Structural investigation of alkali aluminoborosilicate glass containing MoO3 for vitrification of nuclear waste

Abstract

Molybdenum (Mo), one of the fission products abundant in high-level radioactive waste, has low solubility in alumino-borosilicate glasses. When the concentration of MoO3 increases in glass, crystalline phases such as alkali and alkaline-earth molybdates (Na2MoO4, CaMoO4) are generated in the glass during the cooling process. The control of crystallization is important for producing durable nuclear waste glass. In this study, the incorporation of various alkali cations (Li, Na, K, Cs) into alumino-borosilicate glasses was closely investigated for their effect on the crystallization of molybdenum. Several analyses, including XRD, SEM, XAS, XPS, Raman spectroscopy, and solid-state MAS NMR spectroscopy, were used to evaluate the local environment of Mo and the glass structure. The results indicated that the addition of larger alkali cations reduced phase separation and hindered the formation of molybdenum crystalline phases.
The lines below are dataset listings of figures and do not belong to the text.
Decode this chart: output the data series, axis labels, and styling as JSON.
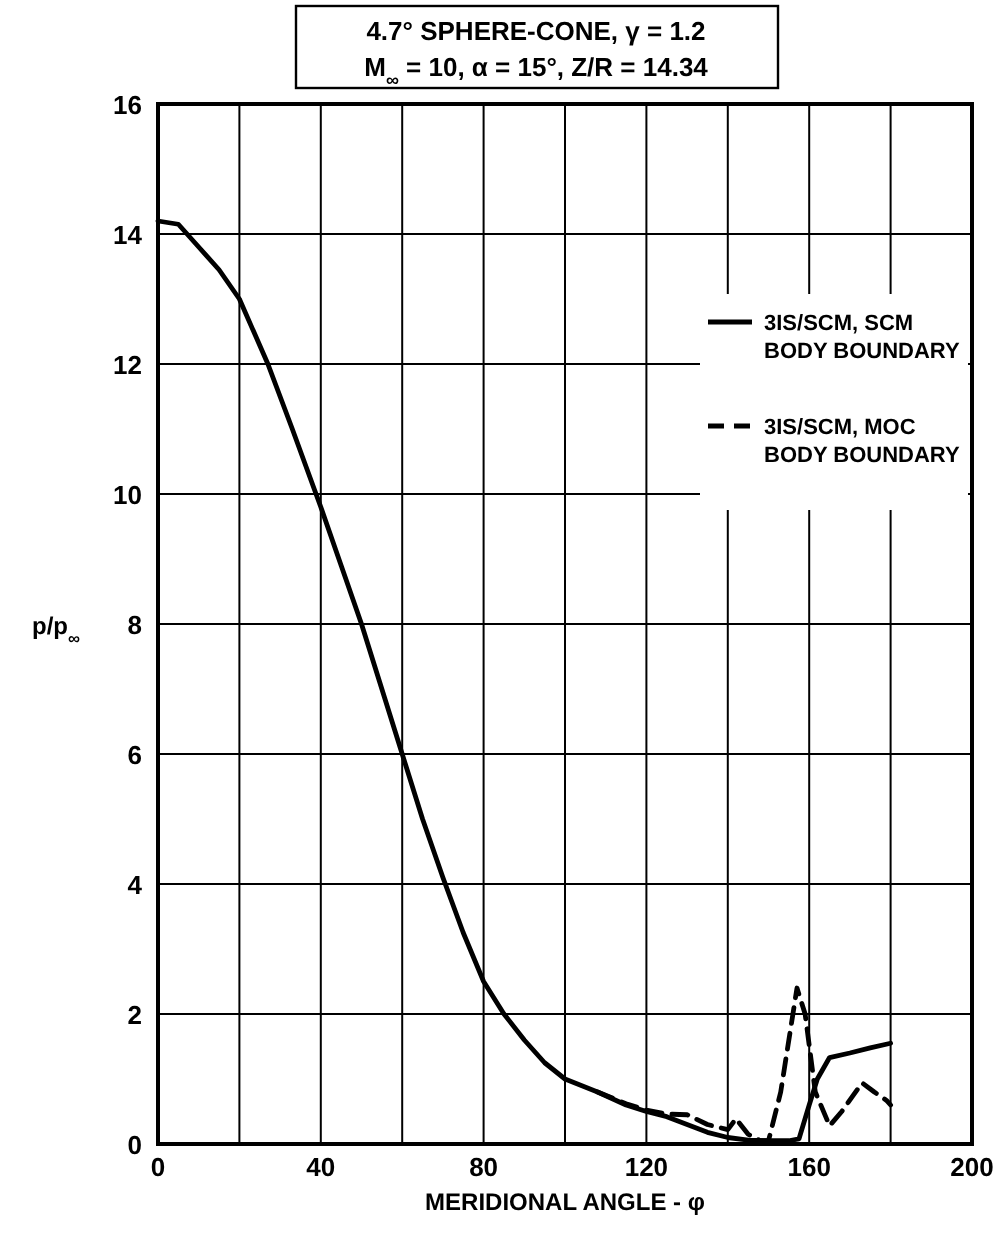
{
  "chart_data": {
    "type": "line",
    "title": "4.7° SPHERE-CONE, γ = 1.2",
    "subtitle": "M$_{∞}$ = 10, α = 15°, Z/R = 14.34",
    "xlabel": "MERIDIONAL ANGLE - φ",
    "ylabel": "p/p$_{∞}$",
    "xlim": [
      0,
      200
    ],
    "ylim": [
      0,
      16
    ],
    "xticks": [
      0,
      {
        "value": 20,
        "label": null
      },
      40,
      {
        "value": 60,
        "label": null
      },
      80,
      {
        "value": 100,
        "label": null
      },
      120,
      {
        "value": 140,
        "label": null
      },
      160,
      {
        "value": 180,
        "label": null
      },
      200
    ],
    "yticks": [
      0,
      2,
      4,
      6,
      8,
      10,
      12,
      14,
      16
    ],
    "grid": true,
    "legend": "top right",
    "series": [
      {
        "name": "3IS/SCM, SCM BODY BOUNDARY",
        "color": "#000000",
        "line_style": "solid",
        "x": [
          0,
          5,
          10,
          15,
          20,
          27,
          33,
          40,
          45,
          50,
          55,
          60,
          65,
          70,
          75,
          80,
          85,
          90,
          95,
          100,
          108,
          115,
          120,
          125,
          130,
          135,
          140,
          145,
          150,
          155,
          157.5,
          160,
          162,
          165,
          170,
          175,
          180
        ],
        "values": [
          14.2,
          14.15,
          13.8,
          13.45,
          13.0,
          12.0,
          11.0,
          9.8,
          8.9,
          8.0,
          7.0,
          6.0,
          5.0,
          4.1,
          3.25,
          2.5,
          2.0,
          1.6,
          1.25,
          1.0,
          0.8,
          0.6,
          0.5,
          0.42,
          0.3,
          0.18,
          0.1,
          0.06,
          0.05,
          0.05,
          0.08,
          0.6,
          1.0,
          1.33,
          1.4,
          1.48,
          1.55
        ]
      },
      {
        "name": "3IS/SCM, MOC BODY BOUNDARY",
        "color": "#000000",
        "line_style": "dashed",
        "x": [
          108,
          115,
          120,
          125,
          130,
          135,
          140,
          142,
          145,
          148,
          150,
          153,
          157,
          159,
          161.5,
          165,
          168,
          173,
          176,
          179,
          180
        ],
        "values": [
          0.8,
          0.62,
          0.52,
          0.46,
          0.45,
          0.3,
          0.22,
          0.39,
          0.15,
          0.05,
          0.05,
          0.8,
          2.4,
          2.0,
          0.8,
          0.28,
          0.5,
          0.94,
          0.8,
          0.67,
          0.6
        ]
      }
    ]
  }
}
As the size of the added alkali cations increases, phase separation between the network-forming elements in the glass is suppressed, resulting in a more polymerized and homogeneous glass structure. These structural modifications can inhibit the formation of MoO42- units, causing chemical distortion to the MoO66form, or generate Mo-reducing species. Structural changes in the Mo unit can form direct bonds to the silicate network based on the bond valence model (Mo-O-Si). This study suggests the possibility of structural modification of glasses containing MoO3 to improve the solubility.